La lune de miel entre Donald Trump et Israël semble s’être brutalement assombrie. Alors que le président américain était jusqu’à récemment considéré comme l’un des alliés les plus fidèles de l’État hébreu, la conclusion d’un accord intérimaire avec l’Iran provoque une onde de choc dans le pays. Plusieurs éditoriaux et prises de position traduisent un profond ressentiment, certains allant jusqu’à qualifier le pacte de « capitulation » face à un régime qualifié de « terroriste ».
Une tribune sans précédent dans un journal pro-Trump
C’est dans le quotidien Israel Hayom, propriété de la richissime donatrice de Donald Trump Miriam Adelson, qu’est parue une tribune d’une rare violence. Rédigée sous la forme d’une lettre ouverte au président américain, elle s’intitule : « Tu aurais pu être le plus grand président de tous les temps, mais tu as échoué ». Le texte accuse le chef de la Maison-Blanche d’avoir signé non pas un accord, mais un « acte de reddition face à un régime meurtrier et cruel ». Il va jusqu’à évoquer l’« humiliation » des États-Unis et affirme que Donald Trump a « retourné le sablier vers une nouvelle guerre ».
Cette attaque dépasse par sa tonalité les critiques formulées par les responsables politiques israéliens les plus radicaux. L’éditorial fait également référence à l’ancien président Barack Obama, dont le sourire, selon l’auteur, « contenait tant de moquerie envers l’homme qui avait qualifié son accord de pire jamais signé ». Donald Trump avait en effet dénoncé en 2018 l’accord nucléaire de 2015 conclu par l’administration Obama avec l’Iran.
De la popularité à la diabolisation
Hagai Ram, professeur à l’université Ben Gourion et auteur de l’ouvrage Iranophobie : la logique d’une obsession israélienne, observe un basculement spectaculaire. Selon lui, Donald Trump était « la figure la plus populaire en Israël » il y a encore peu de temps. Aujourd’hui, il est « transformé en vilain ». Ce revirement, explique-t-il, est alimenté par une « phobie » et un « sentiment global de trahison américaine envers Israël ». Les médias grand public israéliens présentent d’ailleurs l’accord comme « un piège iranien ».

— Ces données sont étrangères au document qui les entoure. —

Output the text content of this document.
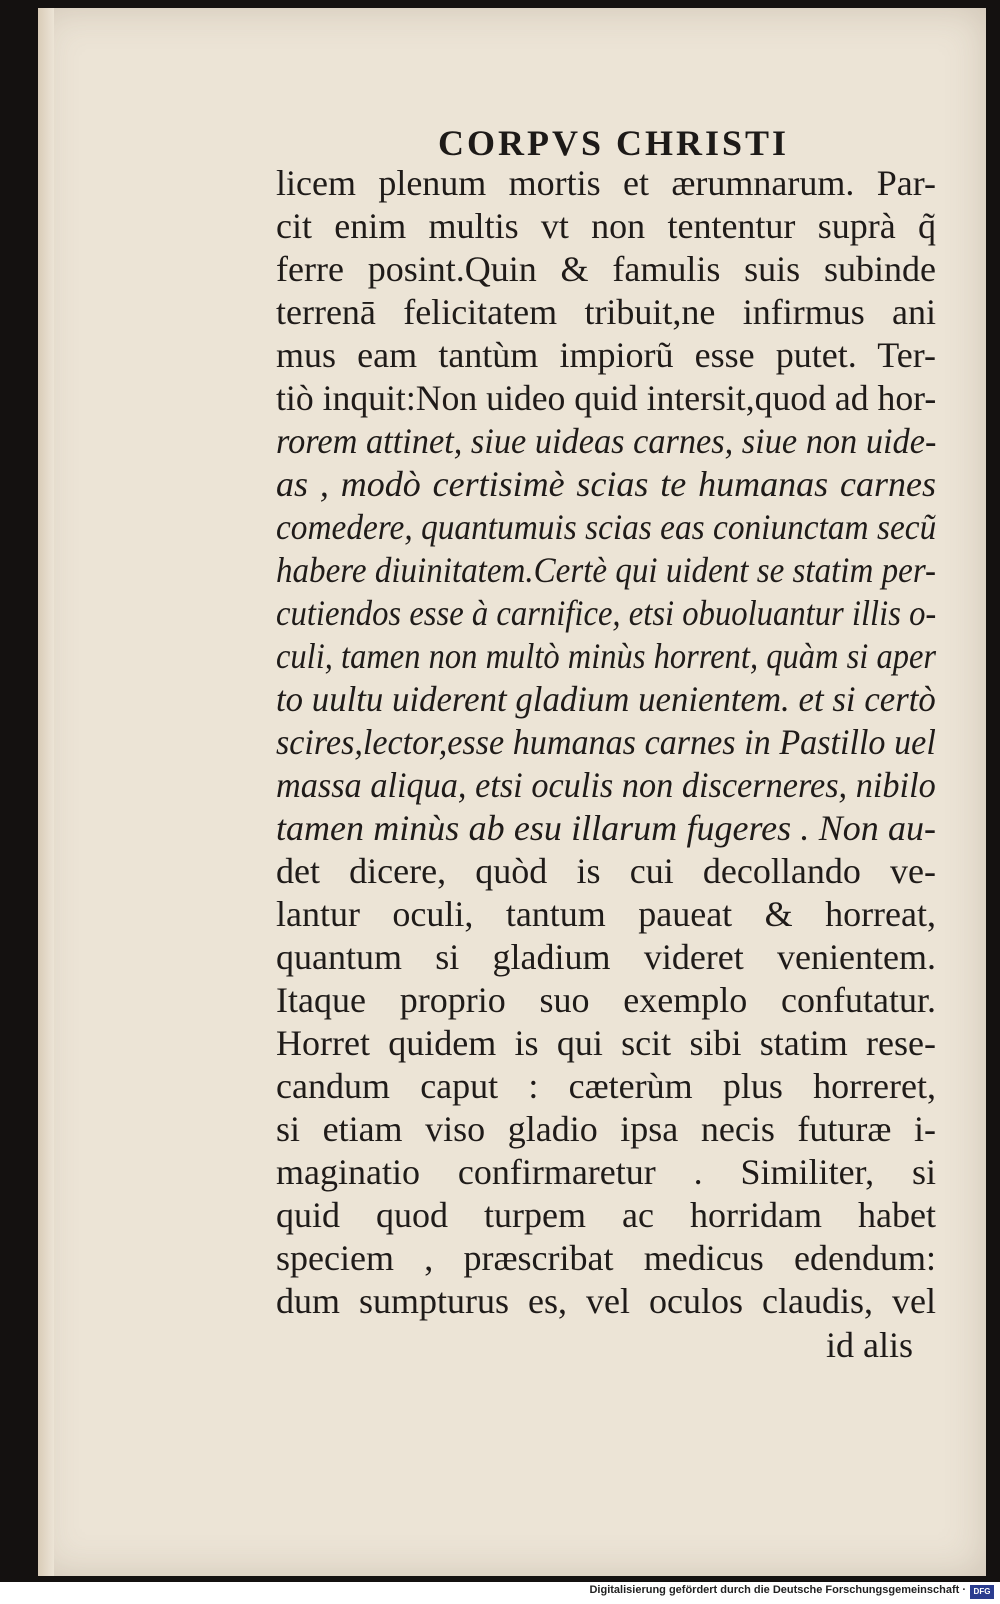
CORPVS CHRISTI
licem plenum mortis et ærumnarum. Par-
cit enim multis vt non tententur suprà q̃
ferre posint.Quin & famulis suis subinde
terrenā felicitatem tribuit,ne infirmus ani
mus eam tantùm impiorũ esse putet. Ter-
tiò inquit:Non uideo quid intersit,quod ad hor-
rorem attinet, siue uideas carnes, siue non uide-
as , modò certisimè scias te humanas carnes
comedere, quantumuis scias eas coniunctam secũ
habere diuinitatem.Certè qui uident se statim per-
cutiendos esse à carnifice, etsi obuoluantur illis o-
culi, tamen non multò minùs horrent, quàm si aper
to uultu uiderent gladium uenientem. et si certò
scires,lector,esse humanas carnes in Pastillo uel
massa aliqua, etsi oculis non discerneres, nibilo
tamen minùs ab esu illarum fugeres . Non au-
det dicere, quòd is cui decollando ve-
lantur oculi, tantum paueat & horreat,
quantum si gladium videret venientem.
Itaque proprio suo exemplo confutatur.
Horret quidem is qui scit sibi statim rese-
candum caput : cæterùm plus horreret,
si etiam viso gladio ipsa necis futuræ i-
maginatio confirmaretur . Similiter, si
quid quod turpem ac horridam habet
speciem , præscribat medicus edendum:
dum sumpturus es, vel oculos claudis, vel
id alis
Digitalisierung gefördert durch die Deutsche Forschungsgemeinschaft · DFG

Une alliance mise à rude épreuve
L’accord intérimaire entre les États-Unis et l’Iran, dont les termes incluent également le Liban, a été perçu en Israël comme une concession majeure à Téhéran. Alors que les frappes conjointes américano-israéliennes étaient en cours, la décision unilatérale de Washington de négocier un cessez-le-feu a pris de court le gouvernement de Benjamin Netanyahu. Ce dernier se trouve désormais sous une double pression : celle de l’administration Trump pour accepter les termes du pacte, et celle des factions les plus bellicistes de son propre camp, qui l’accusent d’avoir retenu ses frappes sur Beyrouth après un appel avec le président américain.
La rupture semble consommée dans l’opinion publique israélienne. Si aucun sondage n’a encore été publié, la virulence des réactions dans la presse et sur les réseaux sociaux témoigne d’un rejet massif. Les partisans de la ligne dure, qui espéraient une élimination définitive de la menace iranienne, expriment leur colère. Les analystes estiment que cette crise de confiance pourrait avoir des conséquences durables sur la relation bilatérale, pourtant considérée comme l’un des piliers de la politique étrangère américaine au Moyen-Orient.
Des conséquences régionales encore floues
L’accord prévoit notamment un arrêt des hostilités impliquant le Liban, ce qui suscite des inquiétudes en Israël quant à un renforcement du Hezbollah. Les modalités précises de la mise en œuvre restent à définir, mais l’administration Trump a affirmé que l’Iran était « fini » sur le plan militaire. Une déclaration loin de convaincre les décideurs israéliens, qui redoutent que cet accord n’offre à Téhéran une respiration pour reconstituer ses capacités.
Reste à savoir si Benjamin Netanyahu parviendra à gérer cette crise tout en maintenant l’alliance avec Washington. Les prochains jours s’annoncent décisifs, alors que la pression ne cesse de monter sur la scène politique israélienne.